Putative ASBT transport cycle. The proposed mechanism was based on the established 7 transmembrane domain topology (11) and putative 2:1 sodium:substrate stoichiometry (25), as well as current and previous publications. Direct interaction of sodium (orange) or bile acid (blue) with amino acid residues is denoted as dotted lines, while translocation through reputed substrate pathways is shown as full arrows.

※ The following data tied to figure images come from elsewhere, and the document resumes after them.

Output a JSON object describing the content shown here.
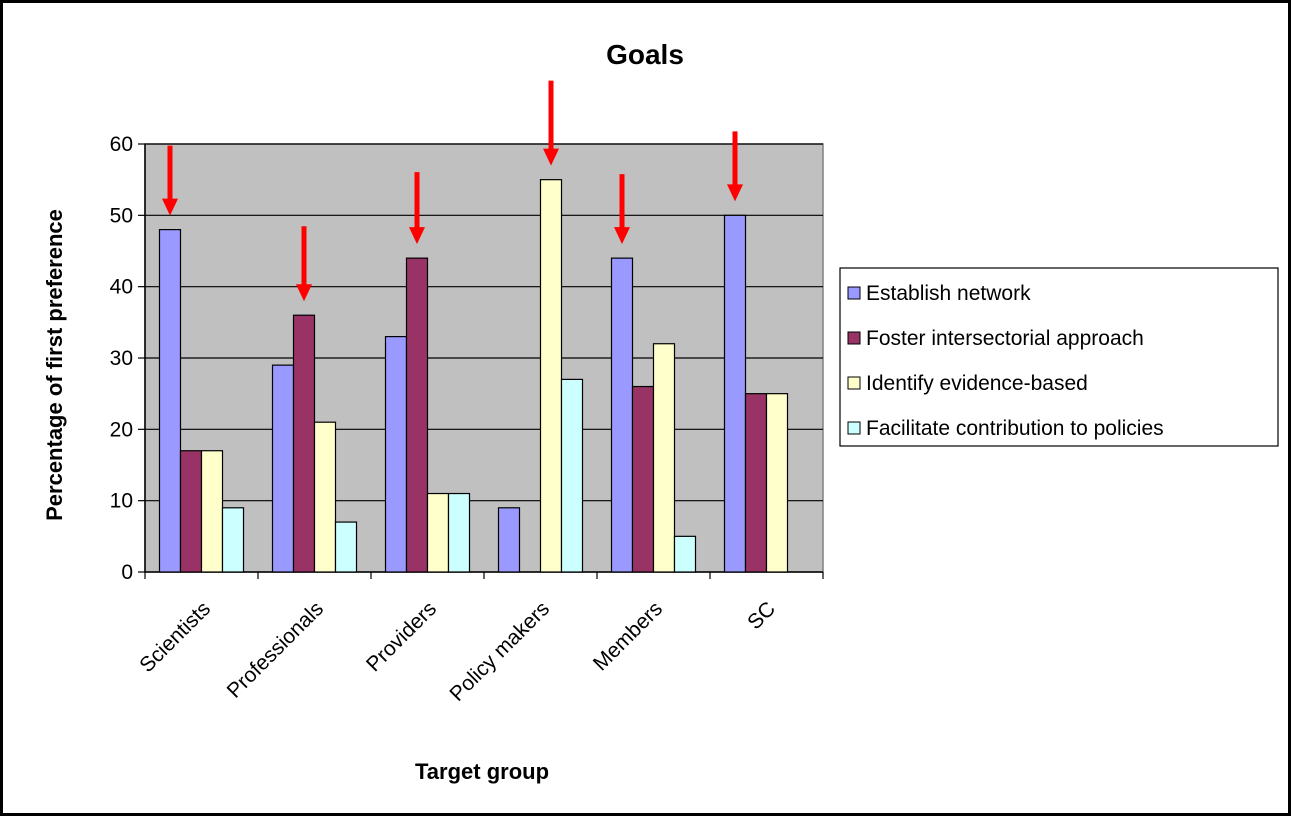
{
  "chart_data": {
    "type": "bar",
    "title": "Goals",
    "xlabel": "Target group",
    "ylabel": "Percentage of first preference",
    "ylim": [
      0,
      60
    ],
    "yticks": [
      0,
      10,
      20,
      30,
      40,
      50,
      60
    ],
    "grid": true,
    "legend_position": "right",
    "categories": [
      "Scientists",
      "Professionals",
      "Providers",
      "Policy makers",
      "Members",
      "SC"
    ],
    "series": [
      {
        "name": "Establish network",
        "color": "#9999ff",
        "values": [
          48,
          29,
          33,
          9,
          44,
          50
        ]
      },
      {
        "name": "Foster intersectorial approach",
        "color": "#993366",
        "values": [
          17,
          36,
          44,
          0,
          26,
          25
        ]
      },
      {
        "name": "Identify evidence-based",
        "color": "#ffffcc",
        "values": [
          17,
          21,
          11,
          55,
          32,
          25
        ]
      },
      {
        "name": "Facilitate contribution to policies",
        "color": "#ccffff",
        "values": [
          9,
          7,
          11,
          27,
          5,
          0
        ]
      }
    ],
    "annotations": {
      "type": "arrow",
      "color": "#ff0000",
      "points_to": [
        {
          "category": "Scientists",
          "series": "Establish network"
        },
        {
          "category": "Professionals",
          "series": "Foster intersectorial approach"
        },
        {
          "category": "Providers",
          "series": "Foster intersectorial approach"
        },
        {
          "category": "Policy makers",
          "series": "Identify evidence-based"
        },
        {
          "category": "Members",
          "series": "Establish network"
        },
        {
          "category": "SC",
          "series": "Establish network"
        }
      ]
    },
    "plot_background": "#c0c0c0"
  }
}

Transmembrane domains (TM1–7) and extracellular loops (EL1–3) are shown in gray, and amino acid residues involved in substrate interactions, or that line the substrate pathway, are visualized. Intracellular loops are omitted for clarity. Circled numbers describe each proposed step: (1) Stabilization of the 1st Na⁺ ion within EL3 via the negatively charged sodium sensor Glu²⁶¹ (16, 19, 20) and cation-π forces with the Phe²⁷⁸ aromatic ring (16); (2) Na⁺ binding triggers conformational changes that will facilitate its own permeation, and (3) simultaneously favor binding of the sodium sensor Asn¹²² (19, 20) to the 2nd Na⁺ ion, which is further stabilized by amino-aromatic/cation- π interactions with Phe²⁸⁷ and the amide proton in Asn²⁷. (4) Structural changes induced by binding/stabilization of the 2^nd Na⁺ will render the binding pocket formed by Glu²⁸², Leu²⁸³, and Asn² (11), and possibly Asp¹²⁴, available to interact with the bile acid (BA⁻), leading to coupled Na⁺ and BA⁻ translocation through translocation pathways in TM1 (current work), TM6 (12) and TM7 (15), and exit into the cytoplasm through TM3 (14, 17) and TM4 (18) (5). Involvement of TM2 and TM5 in substrate/ion binding or translocation remains to be investigated.